The optimist knows that we came out of those crises, and thus she still sees progress today: the U.S. Congress finally passed a major bill to fight climate change; deaths from Covid-19 are down, and vaccines have, for now, caught up to the latest variants; Russia’s struggles in Ukraine are a useful warning to would-be aggressors. The optimist thinks that a positive turning point must be right around the corner.

The pessimist acknowledges the many achievements of humanity, but he fears that we were led to them by greed and consumerism, ruthless ambition and heartless exploitation. He sees us addicted to that way of being, to the point that even though it spells doom for all of us, we cannot change our ways. The sea levels will rise and wars will break out as the displaced try to find toeholds elsewhere, but those of us lucky enough to still have homes will continue to wait for a miracle, because we’re not able, or willing, to change the way we live.

The pessimist also knows that the United States and Soviet Union somehow managed to avoid a third world war, and believes that neither side felt nearly as passionate about Cuba or Vietnam as China feels today about Taiwan. But because both the United States and China are committed to greatness, and in China’s long memory the West’s imperialism still rankles, the third world war, the pessimist worries, may this time be unavoidable. He thinks we’ve already turned the corner, and he does not like where we are headed.

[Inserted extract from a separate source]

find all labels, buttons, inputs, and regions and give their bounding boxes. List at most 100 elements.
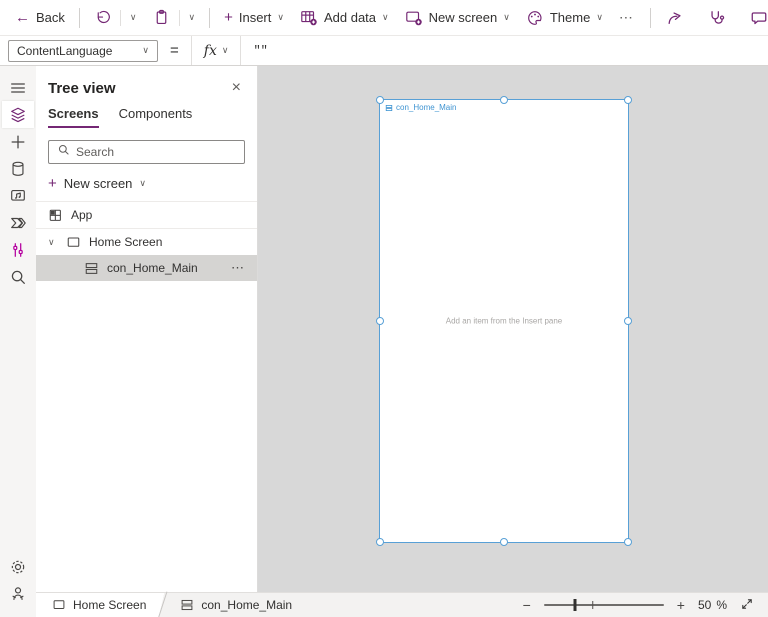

Our professional stance has always been that the debate between the optimist and the pessimist offers no resolution — the world is simply too muddled for that. But we can (and perhaps should) function adequately without knowing the answer. Meanwhile, as Voltaire’s “Candide” tells us, we might as well cultivate our garden. We do the best we can, solve the problems that can be solved and stay open-eyed and focused on the evidence. This credo has helped us lead happy and fulfilled lives. We’ve even managed to convince ourselves that we contribute something to global well-being.

The pandemic, perhaps because we had too much time on our hands to dwell on such things, changed that. Now there are days when it is hard to think about anything other than the daunting big picture. Sometimes one of us feels optimistic, sometimes both. The worst is when we are both pessimists; gloom feeds on itself with no one there to argue the opposite case.

There are times when work rescues us. A problem to be wrestled with, large enough to be a headache without being overwhelming, can put the world back into perspective. But it is at best a fragile peace, sustained by rationing our access to the news. Anything can throw us back into the vortex — a throwaway remark at lunch, a joke that is not quite a joke, a conversation about travel plans.

We react differently. One of us loudly pronounces doom, hoping dearly that saying it out loud will break the hex. The other goes quiet and sorts laundry.

It is a cliché that children will save us. It’s not true, sadly. Children worry, too, and we worry with them, knowing that the coming years are their future more than ours. But perhaps they are an apt metaphor for one thing that can save us: the fullness of life. While waiting for that plumber who never shows, you reconnect with a half-forgotten friend. A child cries, apparently inconsolable, until the moment ice cream is mentioned. The chaos of cooking dinner for 20 is followed by its oh-so-pleasant aftermath, absent-mindedly picking up the last bits of the biryani, half drunk and full of silly laughter. Things blur, and history disintegrates into a child’s scribble, with no single line to follow all the way to a bend or swerve.

Esther Duflo and Abhijit Banerjee are Nobel Prize-winning economists.